I used to be a poet. Probably my most famous poem was my very first published piece, called ‘Swimming.’ It appeared in The Sunday Tribune in 1988. I was thrilled, then mortified, then resigned to greatness. At work, someone pinned the poem to the notice board in the canteen, along with the weird picture of myself that The Sunday Tribune photographer had taken in an alleyway off Baggot Street. I looked, my mother told me in an attempt at flattery, like Dostoyevsky. In the only photographs I’d ever seen of Dostoyevsky he looked old and ill and Russian. Nevertheless, I was flattered, if a little confused. At work, while they made their morning coffee, I heard two of my colleagues assure a third that ‘Swimming’ was about sex. This was news to me, though in retrospect probably accurate, and may have been why my mother concentrated on praising my looks rather than my poetry.

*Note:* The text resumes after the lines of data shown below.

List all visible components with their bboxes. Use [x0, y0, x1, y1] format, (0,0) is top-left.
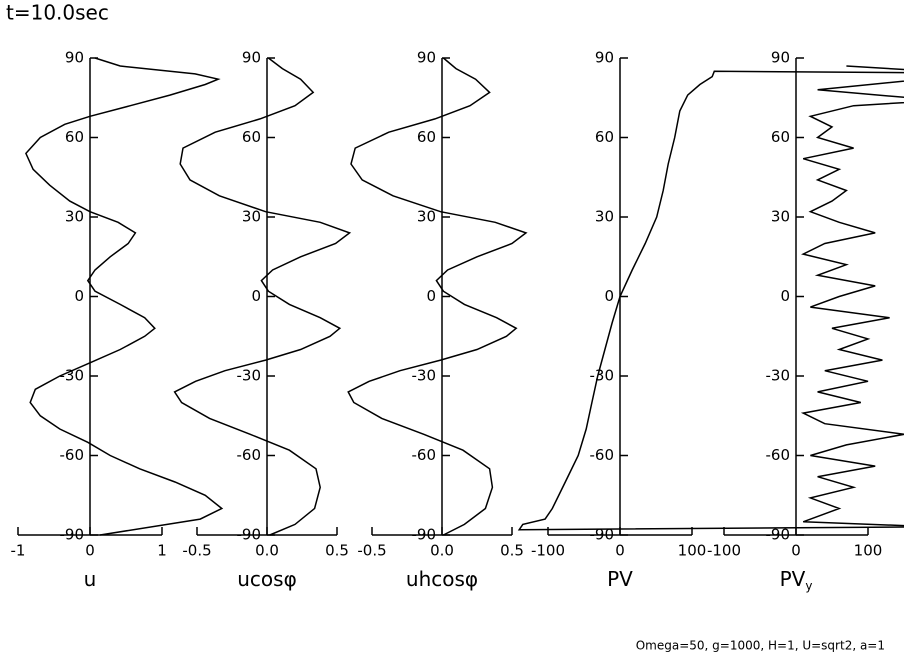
- x-tick-label: 0.5: [325, 542, 349, 560]
- y-tick-label: 0: [251, 287, 261, 305]
- y-tick-label: 90: [771, 49, 790, 67]
- y-tick-label: 30: [771, 208, 790, 226]
- y-tick-label: -90: [60, 526, 85, 544]
- y-tick-label: 30: [65, 208, 84, 226]
- y-tick-label: 60: [595, 128, 614, 146]
- x-axis-label: PVy: [780, 567, 813, 593]
- y-tick-label: -30: [590, 367, 615, 385]
- y-tick-label: -90: [590, 526, 615, 544]
- y-tick-label: -30: [60, 367, 85, 385]
- title: t=10.0sec: [6, 1, 109, 25]
- x-tick-label: -0.5: [182, 542, 211, 560]
- x-tick-label: 0: [615, 542, 625, 560]
- y-tick-label: -60: [60, 446, 85, 464]
- x-tick-label: 0.0: [255, 542, 279, 560]
- y-tick-label: 0: [426, 287, 436, 305]
- x-tick-label: -100: [531, 542, 565, 560]
- y-tick-label: 0: [74, 287, 84, 305]
- y-tick-label: -60: [590, 446, 615, 464]
- y-tick-label: 60: [417, 128, 436, 146]
- x-tick-label: 0.5: [500, 542, 524, 560]
- y-tick-label: 30: [242, 208, 261, 226]
- y-tick-label: 90: [242, 49, 261, 67]
- y-tick-label: -60: [237, 446, 262, 464]
- x-axis-label-subscript: y: [805, 579, 812, 593]
- y-tick-label: -60: [412, 446, 437, 464]
- profile-line: [173, 57, 352, 536]
- y-tick-label: -60: [766, 446, 791, 464]
- y-tick-label: 0: [604, 287, 614, 305]
- x-axis-label: PV: [607, 567, 633, 591]
- y-tick-label: 60: [242, 128, 261, 146]
- profile-line: [517, 70, 904, 531]
- x-tick-label: -1: [11, 542, 26, 560]
- y-tick-label: -90: [412, 526, 437, 544]
- x-tick-label: 0: [85, 542, 95, 560]
- y-tick-label: 30: [417, 208, 436, 226]
- y-tick-label: -30: [237, 367, 262, 385]
- y-tick-label: -90: [766, 526, 791, 544]
- x-tick-label: 0: [791, 542, 801, 560]
- y-tick-label: -90: [237, 526, 262, 544]
- x-axis-label: uhcosφ: [406, 567, 478, 591]
- y-tick-label: 0: [780, 287, 790, 305]
- profile-line: [25, 57, 224, 536]
- footnote: Omega=50, g=1000, H=1, U=sqrt2, a=1: [636, 639, 885, 653]
- x-tick-label: 100: [678, 542, 707, 560]
- y-tick-label: -30: [766, 367, 791, 385]
- x-tick-label: -0.5: [357, 542, 386, 560]
- x-axis-label: u: [84, 567, 97, 591]
- y-tick-label: 60: [65, 128, 84, 146]
- y-tick-label: 30: [595, 208, 614, 226]
- y-tick-label: 60: [771, 128, 790, 146]
- x-tick-label: 1: [157, 542, 167, 560]
- profile-line: [347, 57, 528, 536]
- y-tick-label: 90: [65, 49, 84, 67]
- x-tick-label: -100: [707, 542, 741, 560]
- x-axis-label-text: PV: [780, 567, 806, 591]
- x-tick-label: 0.0: [430, 542, 454, 560]
- x-axis-label-text: ucosφ: [237, 567, 297, 591]
- x-axis-label-text: PV: [607, 567, 633, 591]
- y-tick-label: 90: [417, 49, 436, 67]
- x-axis-label-text: uhcosφ: [406, 567, 478, 591]
- y-tick-label: -30: [412, 367, 437, 385]
- x-tick-label: 100: [854, 542, 883, 560]
- y-tick-label: 90: [595, 49, 614, 67]
- x-axis-label: ucosφ: [237, 567, 297, 591]
- profile-line: [800, 65, 904, 527]
- x-axis-label-text: u: [84, 567, 97, 591]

I blushed through all of this. I took the poem down from the notice board at work. I feigned modesty, indifference even. But secretly I knew that there was nothing I could do to stop it – my fame as a poet was assured. I was very young. Sure enough, after several months of puzzling silence, the nice man at The Sunday Tribune telephoned to say that ‘Swimming’ had been short-listed for a prize. So along I went, to the Rotunda, I believe, where I had my first taste of what it’s like to mix with literary types. All the nominees wore name badges. All the famous writers didn’t, so I took mine off. I glimpsed John Banville slipping out early. I thought I saw Dermot Bolger but I wasn’t sure. David Norris kept on yawning and laughing. I didn’t win anything. Joseph O’Connor won everything.

Afterwards, as I pondered the sudden derailment of my fame, I ended up by some strange mechanism in Grogan’s, with a bunch of people I didn’t know. One of them was Evelyn Conlon. I listened to her talk about writing-about how hard and unrewarding it is, about how it had been the death of some and the ruin of others, and about how she loved it, lived for it, and could never think of doing anything else. She talked about how it is fixed in time and place. She talked about responsibility and craft and honesty, and the long days and months and years of solitary, difficult, endeavour. She terrified me. And she made me understand, for the first time I think, what it would mean if I were to go on with it. I left Grogan’s without saying goodbye to anyone, which is typical. I was a little drunk. But I was determined too. If I had been a poet, it had been by accident. And if I had learned anything it was that you cannot be an accidental artist. It does not happen to you. You create it. Slowly.

I don’t think I said more than a couple of words to her that evening in Grogan’s, but I’ve been lucky to get to know Evelyn since then. She’s a writer.